In this note, I show evidence of structural differences in words appearing in the 5 main clusters (see note 003) of the Voynich, suggesting that the two Currier’s languages A and B (see CURRIER (1976)) are probably only a major distinction in a bigger group of such “languages”. I also argue how these languages might be the result of different “parametrizations” of the cypher.

Methodology

Building on the work done to create a grammar of Voynichese, as described in note 008, I used the same technique{1} to create grammars for the different sections of the Voynich{2}.

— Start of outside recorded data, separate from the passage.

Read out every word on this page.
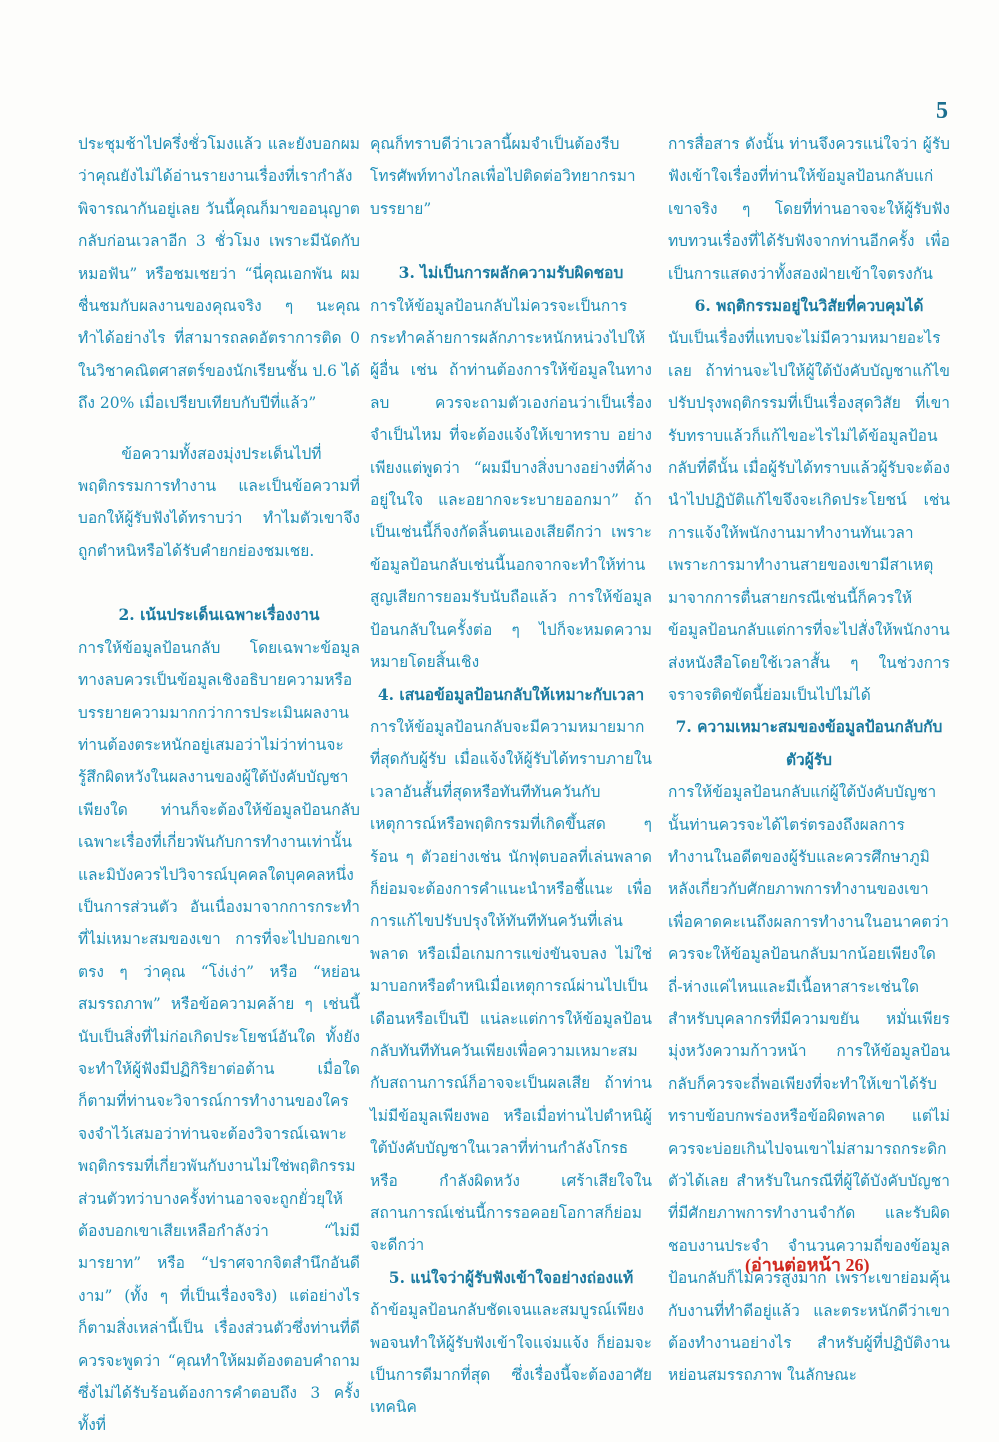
5

ประชุมช้าไปครึ่งชั่วโมงแล้ว และยังบอกผมว่าคุณยังไม่ได้อ่านรายงานเรื่องที่เรากำลังพิจารณากันอยู่เลย วันนี้คุณก็มาขออนุญาตกลับก่อนเวลาอีก 3 ชั่วโมง เพราะมีนัดกับหมอฟัน” หรือชมเชยว่า “นี่คุณเอกพัน ผมชื่นชมกับผลงานของคุณจริง ๆ นะคุณทำได้อย่างไร ที่สามารถลดอัตราการติด 0 ในวิชาคณิตศาสตร์ของนักเรียนชั้น ป.6 ได้ถึง 20% เมื่อเปรียบเทียบกับปีที่แล้ว”

ข้อความทั้งสองมุ่งประเด็นไปที่พฤติกรรมการทำงาน และเป็นข้อความที่บอกให้ผู้รับฟังได้ทราบว่า ทำไมตัวเขาจึงถูกตำหนิหรือได้รับคำยกย่องชมเชย.

2. เน้นประเด็นเฉพาะเรื่องงาน

การให้ข้อมูลป้อนกลับ โดยเฉพาะข้อมูลทางลบควรเป็นข้อมูลเชิงอธิบายความหรือบรรยายความมากกว่าการประเมินผลงาน ท่านต้องตระหนักอยู่เสมอว่าไม่ว่าท่านจะรู้สึกผิดหวังในผลงานของผู้ใต้บังคับบัญชาเพียงใด ท่านก็จะต้องให้ข้อมูลป้อนกลับเฉพาะเรื่องที่เกี่ยวพันกับการทำงานเท่านั้น และมิบังควรไปวิจารณ์บุคคลใดบุคคลหนึ่งเป็นการส่วนตัว อันเนื่องมาจากการกระทำที่ไม่เหมาะสมของเขา การที่จะไปบอกเขาตรง ๆ ว่าคุณ “โง่เง่า” หรือ “หย่อนสมรรถภาพ” หรือข้อความคล้าย ๆ เช่นนี้ นับเป็นสิ่งที่ไม่ก่อเกิดประโยชน์อันใด ทั้งยังจะทำให้ผู้ฟังมีปฏิกิริยาต่อต้าน เมื่อใดก็ตามที่ท่านจะวิจารณ์การทำงานของใครจงจำไว้เสมอว่าท่านจะต้องวิจารณ์เฉพาะพฤติกรรมที่เกี่ยวพันกับงานไม่ใช่พฤติกรรมส่วนตัวทว่าบางครั้งท่านอาจจะถูกยั่วยุให้ต้องบอกเขาเสียเหลือกำลังว่า “ไม่มีมารยาท” หรือ “ปราศจากจิตสำนึกอันดีงาม” (ทั้ง ๆ ที่เป็นเรื่องจริง) แต่อย่างไรก็ตามสิ่งเหล่านี้เป็น เรื่องส่วนตัวซึ่งท่านที่ดีควรจะพูดว่า “คุณทำให้ผมต้องตอบคำถามซึ่งไม่ได้รับร้อนต้องการคำตอบถึง 3 ครั้ง ทั้งที่

คุณก็ทราบดีว่าเวลานี้ผมจำเป็นต้องรีบโทรศัพท์ทางไกลเพื่อไปติดต่อวิทยากรมาบรรยาย”

3. ไม่เป็นการผลักความรับผิดชอบ

การให้ข้อมูลป้อนกลับไม่ควรจะเป็นการกระทำคล้ายการผลักภาระหนักหน่วงไปให้ผู้อื่น เช่น ถ้าท่านต้องการให้ข้อมูลในทางลบ ควรจะถามตัวเองก่อนว่าเป็นเรื่องจำเป็นไหม ที่จะต้องแจ้งให้เขาทราบ อย่างเพียงแต่พูดว่า “ผมมีบางสิ่งบางอย่างที่ค้างอยู่ในใจ และอยากจะระบายออกมา” ถ้าเป็นเช่นนี้ก็จงกัดลิ้นตนเองเสียดีกว่า เพราะข้อมูลป้อนกลับเช่นนี้นอกจากจะทำให้ท่านสูญเสียการยอมรับนับถือแล้ว การให้ข้อมูลป้อนกลับในครั้งต่อ ๆ ไปก็จะหมดความหมายโดยสิ้นเชิง

4. เสนอข้อมูลป้อนกลับให้เหมาะกับเวลา

การให้ข้อมูลป้อนกลับจะมีความหมายมากที่สุดกับผู้รับ เมื่อแจ้งให้ผู้รับได้ทราบภายในเวลาอันสั้นที่สุดหรือทันทีทันควันกับเหตุการณ์หรือพฤติกรรมที่เกิดขึ้นสด ๆ ร้อน ๆ ตัวอย่างเช่น นักฟุตบอลที่เล่นพลาด ก็ย่อมจะต้องการคำแนะนำหรือชี้แนะ เพื่อการแก้ไขปรับปรุงให้ทันทีทันควันที่เล่นพลาด หรือเมื่อเกมการแข่งขันจบลง ไม่ใช่มาบอกหรือตำหนิเมื่อเหตุการณ์ผ่านไปเป็นเดือนหรือเป็นปี แน่ละแต่การให้ข้อมูลป้อนกลับทันทีทันควันเพียงเพื่อความเหมาะสมกับสถานการณ์ก็อาจจะเป็นผลเสีย ถ้าท่านไม่มีข้อมูลเพียงพอ หรือเมื่อท่านไปตำหนิผู้ใต้บังคับบัญชาในเวลาที่ท่านกำลังโกรธ หรือ กำลังผิดหวัง เศร้าเสียใจในสถานการณ์เช่นนี้การรอคอยโอกาสก็ย่อมจะดีกว่า

5. แน่ใจว่าผู้รับฟังเข้าใจอย่างถ่องแท้

ถ้าข้อมูลป้อนกลับชัดเจนและสมบูรณ์เพียงพอจนทำให้ผู้รับฟังเข้าใจแจ่มแจ้ง ก็ย่อมจะเป็นการดีมากที่สุด ซึ่งเรื่องนี้จะต้องอาศัยเทคนิค

การสื่อสาร ดังนั้น ท่านจึงควรแน่ใจว่า ผู้รับฟังเข้าใจเรื่องที่ท่านให้ข้อมูลป้อนกลับแก่เขาจริง ๆ โดยที่ท่านอาจจะให้ผู้รับฟังทบทวนเรื่องที่ได้รับฟังจากท่านอีกครั้ง เพื่อเป็นการแสดงว่าทั้งสองฝ่ายเข้าใจตรงกัน

6. พฤติกรรมอยู่ในวิสัยที่ควบคุมได้

นับเป็นเรื่องที่แทบจะไม่มีความหมายอะไรเลย ถ้าท่านจะไปให้ผู้ใต้บังคับบัญชาแก้ไขปรับปรุงพฤติกรรมที่เป็นเรื่องสุดวิสัย ที่เขารับทราบแล้วก็แก้ไขอะไรไม่ได้ข้อมูลป้อนกลับที่ดีนั้น เมื่อผู้รับได้ทราบแล้วผู้รับจะต้องนำไปปฏิบัติแก้ไขจึงจะเกิดประโยชน์ เช่น การแจ้งให้พนักงานมาทำงานทันเวลา เพราะการมาทำงานสายของเขามีสาเหตุมาจากการตื่นสายกรณีเช่นนี้ก็ควรให้ข้อมูลป้อนกลับแต่การที่จะไปสั่งให้พนักงานส่งหนังสือโดยใช้เวลาสั้น ๆ ในช่วงการจราจรติดขัดนี้ย่อมเป็นไปไม่ได้

7. ความเหมาะสมของข้อมูลป้อนกลับกับตัวผู้รับ

การให้ข้อมูลป้อนกลับแก่ผู้ใต้บังคับบัญชานั้นท่านควรจะได้ไตร่ตรองถึงผลการทำงานในอดีตของผู้รับและควรศึกษาภูมิหลังเกี่ยวกับศักยภาพการทำงานของเขาเพื่อคาดคะเนถึงผลการทำงานในอนาคตว่าควรจะให้ข้อมูลป้อนกลับมากน้อยเพียงใด ถี่-ห่างแค่ไหนและมีเนื้อหาสาระเช่นใด สำหรับบุคลากรที่มีความขยัน หมั่นเพียร มุ่งหวังความก้าวหน้า การให้ข้อมูลป้อนกลับก็ควรจะถี่พอเพียงที่จะทำให้เขาได้รับทราบข้อบกพร่องหรือข้อผิดพลาด แต่ไม่ควรจะบ่อยเกินไปจนเขาไม่สามารถกระดิกตัวได้เลย สำหรับในกรณีที่ผู้ใต้บังคับบัญชาที่มีศักยภาพการทำงานจำกัด และรับผิดชอบงานประจำ จำนวนความถี่ของข้อมูลป้อนกลับก็ไม่ควรสูงมาก เพราะเขาย่อมคุ้นกับงานที่ทำดีอยู่แล้ว และตระหนักดีว่าเขาต้องทำงานอย่างไร สำหรับผู้ที่ปฏิบัติงานหย่อนสมรรถภาพ ในลักษณะ

(อ่านต่อหน้า 26)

The differences between each grammar and the grammar in note 008 were used to identify patterns in word structure that could characterize the different clusters. For example, in the grammar for the SB cluster (and not in the one in note 008), the production rule 6_eEB can be generated from the initial rule, meaning that sequences like ‘e-‘, ‘ee-‘, or ‘eee-‘ at the beginning of words are a potentially distinctive feature of this cluster.

Frequencies with which these patterns appear in each page are collected{3} and fed into an algorithm to create a decision tree{4} that classifies pages based on these patterns, which is shown below.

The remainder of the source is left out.